Charles: Good morning, everyone.
Scott: Charles, I know very well how passionate you are in your business about tracking your clients’ progress and results through every activity you implement for them. And I know you could talk for hours about this very subject. But let’s start with the internal tracking system within the dental practice. What’s your recommendations here?
Charles: Well, definitely, we need to track your sources, so number one thing I recommend to do is to create a spreadsheet for all your incoming bookings. And you obviously will have the bookings from your existing patients, and you have the bookings for the new patients. So you need to divide that and then under the umbrella of new patients, you need to split that in offline and online.
And how do you really track that is, your receptionist will probably need to ask the questions. At a certain level, the accuracy of that may not be 100%, but I’m sure you can get to the level where it’s accurate enough so that you can track your return on investment.
The critical part here is that it’s done regularly, and ideally, it’s set up in shared documents. So in our agency, we use Google Spreadsheets, and that’s very easy to share. The tracking, ideally, is done daily. At the end of the day, you just need to enter the numbers.

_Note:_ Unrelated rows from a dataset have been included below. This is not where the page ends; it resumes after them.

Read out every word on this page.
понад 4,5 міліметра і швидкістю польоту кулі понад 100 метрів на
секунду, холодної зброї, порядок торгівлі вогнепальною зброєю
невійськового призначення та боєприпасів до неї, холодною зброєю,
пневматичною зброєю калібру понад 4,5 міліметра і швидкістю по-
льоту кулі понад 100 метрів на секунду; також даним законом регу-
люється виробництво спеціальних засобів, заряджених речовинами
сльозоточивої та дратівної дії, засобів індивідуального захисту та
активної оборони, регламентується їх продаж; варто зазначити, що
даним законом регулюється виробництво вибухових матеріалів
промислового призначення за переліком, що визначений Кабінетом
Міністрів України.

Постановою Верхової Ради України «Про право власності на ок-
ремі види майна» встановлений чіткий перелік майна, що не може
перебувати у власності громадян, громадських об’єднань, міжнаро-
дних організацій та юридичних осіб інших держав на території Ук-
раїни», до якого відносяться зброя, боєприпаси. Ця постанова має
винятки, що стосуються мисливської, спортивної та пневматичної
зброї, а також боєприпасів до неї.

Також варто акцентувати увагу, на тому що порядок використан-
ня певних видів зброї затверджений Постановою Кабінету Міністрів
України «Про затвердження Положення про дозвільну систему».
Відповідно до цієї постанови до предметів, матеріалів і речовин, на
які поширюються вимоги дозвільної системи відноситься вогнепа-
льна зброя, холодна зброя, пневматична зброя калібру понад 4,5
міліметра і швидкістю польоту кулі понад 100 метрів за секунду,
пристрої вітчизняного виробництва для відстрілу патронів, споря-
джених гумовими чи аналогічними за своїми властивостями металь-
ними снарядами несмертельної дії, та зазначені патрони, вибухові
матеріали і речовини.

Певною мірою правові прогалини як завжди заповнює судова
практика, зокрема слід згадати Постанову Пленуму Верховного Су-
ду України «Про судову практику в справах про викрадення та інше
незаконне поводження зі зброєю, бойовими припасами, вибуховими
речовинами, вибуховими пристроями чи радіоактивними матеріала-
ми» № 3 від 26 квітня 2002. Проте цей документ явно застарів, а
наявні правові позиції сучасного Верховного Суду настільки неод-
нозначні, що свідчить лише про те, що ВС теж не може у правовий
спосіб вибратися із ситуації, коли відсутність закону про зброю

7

So if you have 10 bookings, you can say, 10 bookings. Five goes to our existing patients, and the other five goes in the online section. And then online if you’re doing some pay advertising, perhaps that might be displayed in Google Ads section.
Ideally, you’re running pages and you might have a tracking number or other tracking for Google Ad Words. So perhaps if five of them is Google Ad Words and the rest of the online bookings most likely will be from a local marketing system you build.
The receptionist also should ask the question, “Where did you first find about us?” And that is critical part of your system.
Scott: Charles, moving on to the dental website, what are the critical components here that you recommend?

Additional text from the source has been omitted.